Warlikowski’s frenetic intellectual and physical world is deeply embedded into the continuum of Janacek’s sonic world, a world in which stories are told — Luka who stabbed the abusive commander of his prison, Skuratov who shot the rich man his mistress married, Shapkin who robbed a rich man and was tortured, and finally Shishkov who murdered his wife because she dishonored him.

Finally, more than the merely recounted violence, Shishkov elevates Janacek’s narrative opera to action — Shishkov resolutely murders Luka who he has learned is the man who had falsely denounced his new wife as unchaste. Janacek’s continuum hammers Shishkov’s revenge and his remorse, and the bravado and regret of the other raconteurs. Shishkov’s action is finally release. Violence and brutality redeemed. And Janacek drives the pathos ever deeper in the Old Prisoner’s epithet of the dead Luka, “he too had a mother.”

That Warlikowski’s plays (Kedril and Don Juan and The Lovely Miller’s Wife) within Janacek’s play added gratuitous grotesquery and violence to his prison world can be attributed to blind, probably necessary adherence to the dictums of “regietheater.” Unfortunately these attributes also became boring, detracting from the honest, effective intellectualism of the Warlikowski concept.

Lyon’s Opéra Nouvel (named after it’s architect, Jean Nouvel) offers a very present, very bright acoustic. The Opéra de Lyon’s fine orchestra was well rehearsed and poised to deliver. Conductor Pérez, new to the production, was able to exploit (to the hilt) the quite detailed urgencies of the Janacek’s orchestral continuum, giving Warlikowski a musical force to well support the overwhelming physical and intellectual energy emanating from the stage.

From which there had been no escape. That final basket was deeply felt liberation.

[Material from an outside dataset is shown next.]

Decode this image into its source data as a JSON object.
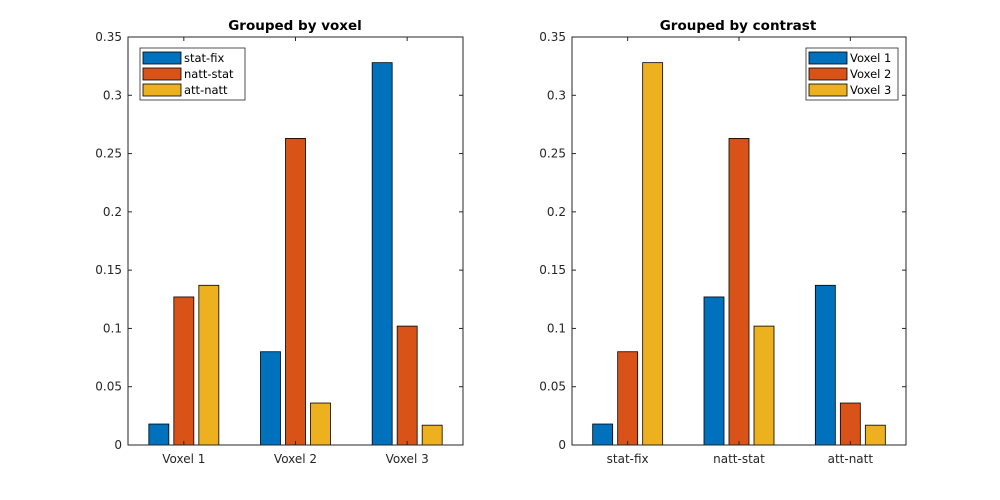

Much of the sterling cast survives from the Covent Garden premiere, including the Luka of Stefan Margita and the Skuratov of Ladislav Elgr. Karoly Szemeredy was new to the production as a truly riveting Shishkov (he was Warlikowski’s Captain in last summer’s The Bassarids at Salzburg), as was the Shapkin of Dmitry Golovnin.

Michael Milenski


Cast and production information:

Alexandre Petrovitch Goryantchikov: Sir Willard White; Alieïa: Pascal Charbonneau; Filka Morosov (Louka Kouzmitch): Stefan Margita; Le grand forçat (prisoner): Nicky Spence; Le petit forçat / Le forçat cuistot / Tchekounov: Ivan Ludlow; Le commandant: Alexander Vassiliev; Le vieux forçat: Graham Clark; Skouratov: Ladislav Elgr; Le Forçat ivre: Jeffrey Lloyd‑Roberts; Le forçat jouant: Don Juan et le Brahmane / Le forçat forgeron: Ales Jenis; Un jeune Forçat: Grégoire Mour; Une prostitiuée: Natascha Petrinsky; Kedril: John Graham-Hall; Chapkine: Dmitry Golovnin; Chichkov / Le pope: Karoly Szemeredy; Tcherevine / Une voix de la steppe: Alexander Gelah; Un garde: Brian Bruce; Un garde: Antoine Saint-Espès. Orchestre et Chœurs de l’Opéra de Lyon. Conductor: Alejo Pérez: Mise en scène: Krzysztof Warlikowski; Décors et costumes: Malgorzata Szczęśniak; Lumières: Felice Ross; Chorégraphie: Claude Bardouil; Vidéo: Denis Guéguin; Dramaturgie Christian Longchamp. Opéra Nouvel, Lyon, France, January 23, 2019.